Hoy es un día de reflexión. De inhalar
profundamente, con los ojos cerrados y preguntarnos por qué suceden o no los
acontecimientos a nuestro alrededor. Cómo es que cada decisión que tomamos nos
lleva infaliblemente a un determinado (¿o planillado?) desenlace? Nos detenemos
a pensar en lo frágiles y vulnerables que nos convertimos ante las amenazas de
lo que no podemos controlar.
Esta vez escribimos desde la
nostalgia por haber perdido, en nuestra nueva casa, todos los “gadgets” o juguetes
tecnológicos, en donde teníamos almacenadas algunas memorias, imágenes y escritos
de algunos viajes, recuerdos familiares, risas, fiestas, eventos, reuniones,
ceremonias y rituales. Mas que lo material, es el malestar de solo pensar que aquellos
intrusos estuvieron por varios días observando nuestros movimientos, esperando
el momento oportuno, la invasión a la intimidad en nuestra pequeña casa
campestre en la que, creíamos, seria nuestro pequeño paraíso y refugio, una
finca alejada del ritmo acelerado de la ciudad, rodeada de atardeceres de
colores, cantos de aves, y amaneceres con la luna pintada sobre un fondo
rojizo, tal y como lo habíamos imaginado.

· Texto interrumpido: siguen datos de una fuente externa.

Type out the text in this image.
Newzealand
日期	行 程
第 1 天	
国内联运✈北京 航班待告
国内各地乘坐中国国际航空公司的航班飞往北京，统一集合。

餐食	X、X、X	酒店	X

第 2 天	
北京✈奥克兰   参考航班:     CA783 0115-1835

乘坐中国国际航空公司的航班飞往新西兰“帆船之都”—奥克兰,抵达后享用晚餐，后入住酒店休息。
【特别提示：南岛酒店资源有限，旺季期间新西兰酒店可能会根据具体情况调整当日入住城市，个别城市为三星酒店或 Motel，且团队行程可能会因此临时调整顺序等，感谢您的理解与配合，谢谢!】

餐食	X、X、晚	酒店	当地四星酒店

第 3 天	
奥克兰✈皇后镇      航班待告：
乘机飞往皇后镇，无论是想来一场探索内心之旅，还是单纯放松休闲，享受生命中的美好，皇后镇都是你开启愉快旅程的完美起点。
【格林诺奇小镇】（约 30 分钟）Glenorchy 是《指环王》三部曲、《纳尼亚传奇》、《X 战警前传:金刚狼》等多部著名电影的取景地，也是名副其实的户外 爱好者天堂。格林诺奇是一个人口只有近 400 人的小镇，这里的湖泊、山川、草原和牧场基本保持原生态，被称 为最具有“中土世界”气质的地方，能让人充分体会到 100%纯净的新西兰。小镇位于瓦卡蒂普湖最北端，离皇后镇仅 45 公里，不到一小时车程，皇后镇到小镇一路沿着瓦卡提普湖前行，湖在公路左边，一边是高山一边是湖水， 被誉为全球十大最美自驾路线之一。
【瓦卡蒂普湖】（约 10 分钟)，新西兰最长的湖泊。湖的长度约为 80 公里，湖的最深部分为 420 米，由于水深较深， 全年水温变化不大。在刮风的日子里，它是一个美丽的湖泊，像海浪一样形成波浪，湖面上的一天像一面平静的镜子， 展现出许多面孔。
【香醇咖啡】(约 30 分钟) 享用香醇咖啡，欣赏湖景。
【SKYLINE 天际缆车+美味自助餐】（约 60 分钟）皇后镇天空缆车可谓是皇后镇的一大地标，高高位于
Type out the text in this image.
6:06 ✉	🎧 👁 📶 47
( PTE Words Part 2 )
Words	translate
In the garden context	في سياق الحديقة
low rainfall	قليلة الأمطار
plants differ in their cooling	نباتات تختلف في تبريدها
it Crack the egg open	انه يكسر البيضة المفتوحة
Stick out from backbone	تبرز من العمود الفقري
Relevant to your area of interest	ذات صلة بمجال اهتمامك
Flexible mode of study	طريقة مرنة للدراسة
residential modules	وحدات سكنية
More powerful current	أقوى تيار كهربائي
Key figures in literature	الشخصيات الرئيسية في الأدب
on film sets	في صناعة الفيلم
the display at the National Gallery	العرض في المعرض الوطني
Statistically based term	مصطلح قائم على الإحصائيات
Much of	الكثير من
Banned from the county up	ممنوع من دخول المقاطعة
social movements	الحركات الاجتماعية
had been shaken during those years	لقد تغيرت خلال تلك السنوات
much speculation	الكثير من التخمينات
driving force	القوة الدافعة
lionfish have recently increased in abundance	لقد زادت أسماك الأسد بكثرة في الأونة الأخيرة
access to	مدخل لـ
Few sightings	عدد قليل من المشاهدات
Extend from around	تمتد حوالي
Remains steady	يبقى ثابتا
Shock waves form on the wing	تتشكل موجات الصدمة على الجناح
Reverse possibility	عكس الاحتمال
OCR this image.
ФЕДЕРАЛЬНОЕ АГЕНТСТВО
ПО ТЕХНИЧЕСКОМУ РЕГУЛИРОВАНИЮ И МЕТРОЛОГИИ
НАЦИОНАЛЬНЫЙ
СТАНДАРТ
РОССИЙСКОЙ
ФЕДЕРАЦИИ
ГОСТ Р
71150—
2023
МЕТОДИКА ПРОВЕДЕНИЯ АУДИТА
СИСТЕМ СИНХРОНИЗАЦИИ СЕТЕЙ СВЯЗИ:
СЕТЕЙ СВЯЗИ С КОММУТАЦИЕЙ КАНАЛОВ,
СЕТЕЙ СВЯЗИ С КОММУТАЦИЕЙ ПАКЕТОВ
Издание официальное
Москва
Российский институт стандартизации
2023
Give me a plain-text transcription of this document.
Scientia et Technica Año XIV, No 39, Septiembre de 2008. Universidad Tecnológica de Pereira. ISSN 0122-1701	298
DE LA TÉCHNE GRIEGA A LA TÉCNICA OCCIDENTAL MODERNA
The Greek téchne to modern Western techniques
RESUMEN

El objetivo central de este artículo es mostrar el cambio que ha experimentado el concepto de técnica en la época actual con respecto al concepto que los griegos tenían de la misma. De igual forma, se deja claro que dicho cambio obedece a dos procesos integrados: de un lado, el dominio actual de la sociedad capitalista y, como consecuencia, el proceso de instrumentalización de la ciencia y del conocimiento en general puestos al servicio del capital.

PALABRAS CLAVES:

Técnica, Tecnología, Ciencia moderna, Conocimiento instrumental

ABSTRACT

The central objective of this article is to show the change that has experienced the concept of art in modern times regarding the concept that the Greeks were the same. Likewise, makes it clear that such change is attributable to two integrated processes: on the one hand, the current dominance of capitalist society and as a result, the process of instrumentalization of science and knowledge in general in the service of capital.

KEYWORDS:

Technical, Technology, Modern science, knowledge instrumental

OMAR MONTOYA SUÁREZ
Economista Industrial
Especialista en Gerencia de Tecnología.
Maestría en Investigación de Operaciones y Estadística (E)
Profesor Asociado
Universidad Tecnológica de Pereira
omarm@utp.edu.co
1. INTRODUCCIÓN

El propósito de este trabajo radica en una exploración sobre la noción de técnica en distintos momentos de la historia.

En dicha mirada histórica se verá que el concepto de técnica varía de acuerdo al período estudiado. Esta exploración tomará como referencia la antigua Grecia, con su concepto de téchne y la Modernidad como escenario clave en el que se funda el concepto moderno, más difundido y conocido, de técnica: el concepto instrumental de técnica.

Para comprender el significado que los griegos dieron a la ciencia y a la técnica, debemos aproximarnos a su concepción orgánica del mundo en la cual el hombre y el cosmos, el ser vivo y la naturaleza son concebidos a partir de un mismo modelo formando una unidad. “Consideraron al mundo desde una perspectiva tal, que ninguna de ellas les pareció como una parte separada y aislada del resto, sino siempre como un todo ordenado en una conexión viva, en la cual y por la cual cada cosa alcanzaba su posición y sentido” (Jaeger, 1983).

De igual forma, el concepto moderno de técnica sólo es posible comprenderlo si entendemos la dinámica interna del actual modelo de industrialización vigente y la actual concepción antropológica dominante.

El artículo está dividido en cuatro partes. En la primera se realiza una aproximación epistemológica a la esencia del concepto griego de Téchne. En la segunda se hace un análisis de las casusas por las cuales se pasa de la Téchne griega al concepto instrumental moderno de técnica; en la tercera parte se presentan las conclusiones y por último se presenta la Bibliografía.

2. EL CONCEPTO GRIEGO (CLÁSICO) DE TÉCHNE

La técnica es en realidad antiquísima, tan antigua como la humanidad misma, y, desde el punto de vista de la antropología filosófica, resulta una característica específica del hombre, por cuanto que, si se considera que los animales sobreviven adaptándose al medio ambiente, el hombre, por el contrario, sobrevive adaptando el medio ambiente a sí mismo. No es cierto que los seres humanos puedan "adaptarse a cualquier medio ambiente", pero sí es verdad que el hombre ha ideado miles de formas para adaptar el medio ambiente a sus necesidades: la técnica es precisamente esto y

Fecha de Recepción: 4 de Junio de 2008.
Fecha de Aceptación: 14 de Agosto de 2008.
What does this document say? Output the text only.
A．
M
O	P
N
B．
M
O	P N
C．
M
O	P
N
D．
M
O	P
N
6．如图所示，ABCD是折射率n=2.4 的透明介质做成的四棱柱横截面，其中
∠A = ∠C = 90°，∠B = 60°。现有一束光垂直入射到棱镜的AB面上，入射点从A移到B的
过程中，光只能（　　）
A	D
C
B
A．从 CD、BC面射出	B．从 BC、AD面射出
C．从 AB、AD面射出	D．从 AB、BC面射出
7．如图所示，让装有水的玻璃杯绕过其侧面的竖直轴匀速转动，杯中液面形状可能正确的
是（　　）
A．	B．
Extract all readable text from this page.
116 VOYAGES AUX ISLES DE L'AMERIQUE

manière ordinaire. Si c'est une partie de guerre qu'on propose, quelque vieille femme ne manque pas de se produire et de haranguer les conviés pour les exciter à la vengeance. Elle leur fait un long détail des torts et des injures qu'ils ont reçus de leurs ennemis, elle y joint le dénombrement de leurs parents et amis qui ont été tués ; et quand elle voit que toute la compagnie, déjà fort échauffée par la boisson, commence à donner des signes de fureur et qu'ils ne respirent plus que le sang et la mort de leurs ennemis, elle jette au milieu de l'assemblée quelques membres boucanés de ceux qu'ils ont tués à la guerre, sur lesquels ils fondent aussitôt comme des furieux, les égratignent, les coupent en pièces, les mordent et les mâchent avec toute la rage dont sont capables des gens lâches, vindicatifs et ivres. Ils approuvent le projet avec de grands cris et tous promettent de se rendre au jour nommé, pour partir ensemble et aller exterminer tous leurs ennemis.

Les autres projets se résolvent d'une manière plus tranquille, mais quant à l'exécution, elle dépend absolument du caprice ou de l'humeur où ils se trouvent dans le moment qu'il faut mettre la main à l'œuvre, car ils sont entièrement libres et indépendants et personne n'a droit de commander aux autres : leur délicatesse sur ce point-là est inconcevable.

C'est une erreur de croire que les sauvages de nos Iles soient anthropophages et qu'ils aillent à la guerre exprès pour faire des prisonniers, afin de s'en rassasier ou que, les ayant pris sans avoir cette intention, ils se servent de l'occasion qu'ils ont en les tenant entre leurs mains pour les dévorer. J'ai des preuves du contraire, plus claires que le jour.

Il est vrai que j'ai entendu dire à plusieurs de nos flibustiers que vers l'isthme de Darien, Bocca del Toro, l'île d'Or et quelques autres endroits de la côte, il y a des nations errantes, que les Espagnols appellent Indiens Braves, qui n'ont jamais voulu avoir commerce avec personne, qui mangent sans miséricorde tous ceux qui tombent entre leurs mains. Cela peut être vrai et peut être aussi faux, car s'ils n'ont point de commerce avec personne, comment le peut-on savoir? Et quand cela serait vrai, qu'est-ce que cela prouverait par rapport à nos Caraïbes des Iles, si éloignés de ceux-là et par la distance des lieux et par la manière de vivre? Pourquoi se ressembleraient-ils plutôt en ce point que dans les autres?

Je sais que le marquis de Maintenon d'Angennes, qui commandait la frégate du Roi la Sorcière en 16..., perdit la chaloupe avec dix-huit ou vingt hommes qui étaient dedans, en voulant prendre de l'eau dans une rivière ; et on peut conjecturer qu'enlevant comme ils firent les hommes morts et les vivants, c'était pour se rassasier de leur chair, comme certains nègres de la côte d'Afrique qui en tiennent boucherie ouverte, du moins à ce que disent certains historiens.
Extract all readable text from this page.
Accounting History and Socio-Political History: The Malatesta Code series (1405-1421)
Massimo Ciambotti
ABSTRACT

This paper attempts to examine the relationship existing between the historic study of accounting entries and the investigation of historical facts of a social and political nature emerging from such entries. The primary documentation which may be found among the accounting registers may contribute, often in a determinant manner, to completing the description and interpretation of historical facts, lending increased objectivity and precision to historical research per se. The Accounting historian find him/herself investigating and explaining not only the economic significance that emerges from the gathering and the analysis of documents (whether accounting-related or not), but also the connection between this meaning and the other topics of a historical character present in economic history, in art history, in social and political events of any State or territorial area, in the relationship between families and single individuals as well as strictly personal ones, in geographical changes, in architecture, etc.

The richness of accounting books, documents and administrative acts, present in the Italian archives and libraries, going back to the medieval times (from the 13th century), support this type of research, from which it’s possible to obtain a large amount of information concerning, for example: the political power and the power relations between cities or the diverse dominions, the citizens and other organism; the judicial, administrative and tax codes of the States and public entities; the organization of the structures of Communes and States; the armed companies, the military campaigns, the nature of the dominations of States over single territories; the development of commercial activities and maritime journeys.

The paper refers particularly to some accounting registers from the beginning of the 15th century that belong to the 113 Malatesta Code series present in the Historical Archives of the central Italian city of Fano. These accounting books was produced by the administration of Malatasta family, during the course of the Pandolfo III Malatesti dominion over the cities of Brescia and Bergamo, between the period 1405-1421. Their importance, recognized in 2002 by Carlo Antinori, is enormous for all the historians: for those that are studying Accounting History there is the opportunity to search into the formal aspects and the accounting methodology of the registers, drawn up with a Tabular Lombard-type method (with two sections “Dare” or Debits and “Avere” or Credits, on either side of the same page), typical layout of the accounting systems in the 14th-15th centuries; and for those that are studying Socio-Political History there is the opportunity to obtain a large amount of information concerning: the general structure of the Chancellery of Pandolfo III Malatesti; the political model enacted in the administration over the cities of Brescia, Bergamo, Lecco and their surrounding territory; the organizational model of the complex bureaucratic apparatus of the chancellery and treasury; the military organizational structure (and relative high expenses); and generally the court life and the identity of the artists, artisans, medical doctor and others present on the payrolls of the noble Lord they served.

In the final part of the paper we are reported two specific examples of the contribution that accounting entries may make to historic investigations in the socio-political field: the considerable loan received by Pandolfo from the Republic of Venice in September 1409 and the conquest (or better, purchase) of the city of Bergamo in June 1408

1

Era uno de nuestros sueños hecho
realidad.
Ya nos íbamos adaptando a los sonidos tanto diurnos como nocturnos de
los animales, perros, loros, pericos y gallos en la mañana; grillos, sapos y
lagartijas en la noche. La casa, nos atrajo desde que la visitamos por primera
vez. Pequeña, apacible, rodeada de prados verdes y en la parte posterior de la
casa un encantador y ruidoso guadual que nos arrullaba al ritmo del viento de
la tarde. La magia llegaba en las noches cuando las luciérnagas hacían su danza
iluminando la copa de lo más alto de una palmera, como si fuesen luces
intermitentes de esas que adornan las noches navideñas.
A nuestra llegada
hicimos reparaciones, pintamos, sellamos, remendamos y preparamos la chimenea
del salón, que nunca se usó. Se nos quedaron en nuestra mente el imaginario de
las reuniones que tendríamos con nuestras familias y amigos. Los asados, las
fiestas y las tertulias amenizadas por una buena cena y un buen vino o un té
caliente
Las hamacas fueron ubicadas estratégicamente,
de tal manera que pudiésemos disfrutar de los hermosos atardeceres pereiranos.
Yacko, nuestro perro, se iba adaptando mientras que correteaba al perro de al
lado e iba marcando su territorio de macho alfa. El mandarino nos regalaba cada
mañana sus frutos directamente del palo ubicado a unos pocos metros de la
entrada. Hicimos planes para podar,
fertilizar y abonar los árboles que se veían un poco abandonados y poseídos por
las telarañas de las que los habitaban. Las noches eran tranquilas, frescas y románticas,
perfectas para soñar en los planes del futuro
Nuestras hamacas quedaron
abandonadas, desubicadas, meciéndose por la brisa de esa tarde, pues nuestra
reacción inmediata fue recoger de nuevo las cajas que ni siquiera habíamos
terminado de desempacar de la mudanza de siete días atrás. Después de la
impotencia vino la reflexión, nuestros mejores momentos siguen intactos en
nuestros recuerdos, entendimos que el gozo de la vida y la tranquilidad se
pierde fácilmente pero que la vida continua y ahora el reto es relatar esta
historia con estas letras, con el propósito de llevarlos a ustedes a aquel sitio del que no quedó mucho
testimonio fotográfico.
Lecciones, muchas… todas, tal
vez. La vida se nos puede ir en un solo segundo, el momento adecuado tiene que darse cuando el destino y el
universo así lo dispongan, sin forzar a la naturaleza, asi la mayor lección que
nos queda es el desprendimiento de las vanidades de lo material.